Saya,
sama seperti rata-rata kalian semua, punya kampung halaman dimana kita
menghabiskan waktu kecil dengan kesederhanaan, keleluasaan dan kegembiraan
bersama-sama di halaman rumah dengan telanjang kaki. Menjadikan semua hal yang
tumbuh di sekitar halaman sebagai obyek mainan. Memanjat pohon mangga dan
memakannya sambil duduk di ranting-ranting besar, menunggui jatuhnya buah
durian dan mencarinya di semak-semak dengan mendengus baunya lewat bantuan
angin yang semilir. Atau mencuri buah tarra tetangga baik dengan memanjat di
malam hari. Jika kami berkumpul tak pernah ada kesulitan soal makanan. Buah
pisang yang matang atau setengah matang dapat kita olah dengan menggoreng atau
membakarnya. Dusun Taddette adalah kampung halaman yang tidak pernah hilang
dalam pikiran dan kenangan.
Suasana
dan kegembiraan seperti itu tak lagi bisa aku jumpai ketika kami sekeluarga
harus hijrah ke Jakarta memulai kehidupan yang baru, dari seorang petani
menjadi pegawai pemerintahan. Di kota besar kami merasa memiliki gengsi yang
lebih tinggi daripada orang-orang di kampung. Orang-orang di kampungpun
menganggap kami sekeluarga adalah keluarga yang sukses di rantau. Maklumlah
banyak juga family-famili kami yang merantau sekian puluh tahun kemudian kembali
ke kampung halaman memenuhi panggilan tanah kelahirannya. Taddette adalah
kampung halaman yang selalu membuka diri pada warganya yang kurang berhasil di
rantau. Tanah Taddette begitu subur. Apapun yang ditanam akan tumbuh dan
menghasilkan makanan. Sesungguhnya masyarakat Taddette hidup nyaman dan
berkecukupan dengan hamparan tanah yang diwariskan oleh leluhur-leluhurnya.
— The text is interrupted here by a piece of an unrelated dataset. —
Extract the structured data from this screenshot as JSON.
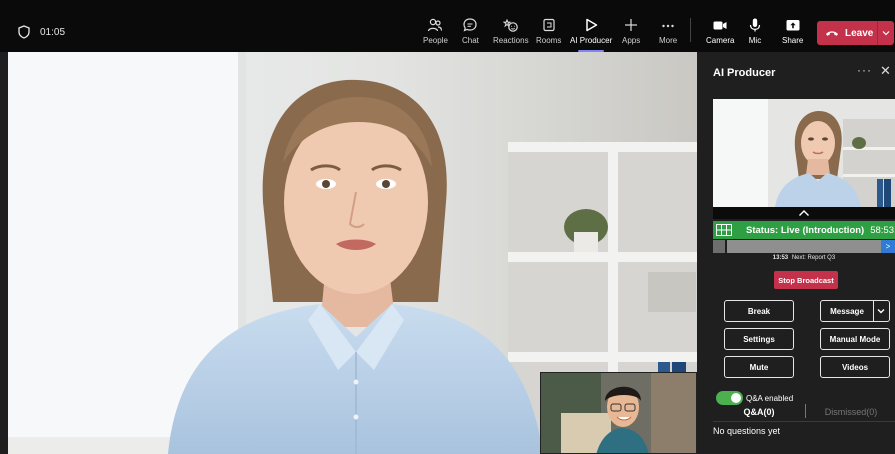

Namun demikian masyarakat tetap saja cenderung untuk keluar kampung dan
bermigrasi ke kota-kota besar.
Mengapa
demikian ? Merujuk arti “kampung” menurut Kamus Besar Bahasa Indonesia (KBBI),
kampung diartikan sebagai desa, dusun, rumah yang sederhana, masyarakat yang
kolot, kesatuan administrasi yang paling kecil, manusia yang tidak punya ruang
untuk berkembang dan maju. Melihat arti kampung, setiap orang ingin terlepas
dari predikat sebagai orang kampung. Inilah pendorong utama migrasi masyarakat
desa ke kota-kota.
Photo : Hartaty Abubakar
Entahlah….mungkin
alasan itu pula orang tuaku meninggalkan kampung halamannya. Namun demikian berdasarkan
ceritera dan penelusuran dari beberapa
keluarga, alasan yang sesungguhnya adalah karena orang tuaku ingin menempuh
pendidikan yang lebih tinggi yang belum tersedia di kampung. Namun karena di
kota besar beliau menemukan arti dirinya sebagai manusia berhadapan dengan
penghargaan dan pengharapan orang-orang sekitarnya, jadilah orang tuaku menetap
permanen di kota. Kalaupun mereka pulang itu karena kerinduan dan tanggungjawab
untuk menengok orang tuanya. Pada kesempatan itulah kami anak-anaknya baru
mengenal bahwa kami punya kampung halaman, sebagai kampung halaman orang tua
kami. Tradisi pulang kampong menjadi hal rutin jika ada hajat besar keluarga,
seperti menikahkan anggota keluarga, ada keluarga yang meninggal dunia, atau
terbersit rindu di saat lebaran tiba. Tradisi itu terwariskan secara alami
kepada kami anak-anaknya.
Setiap
kali anak-anak kami lahir di rantau ada saja hajat-hajat keluarga yang
mengharuskan kami memenuhi panggilan kampung halaman. Seolah-olah Taddette
memanggil untuk menuntaskan rindu. Siapapun keluarga yang kami datangi di kampung
dan mengetahui kami punya anak yang baru pertama kali menginjak kampung halaman
orang tuanya, maka keluarga disana akan membuat selamatan, minimal memotong
ayam dan memberikan doa selamat datang kepada keturunan masyarakat Taddette.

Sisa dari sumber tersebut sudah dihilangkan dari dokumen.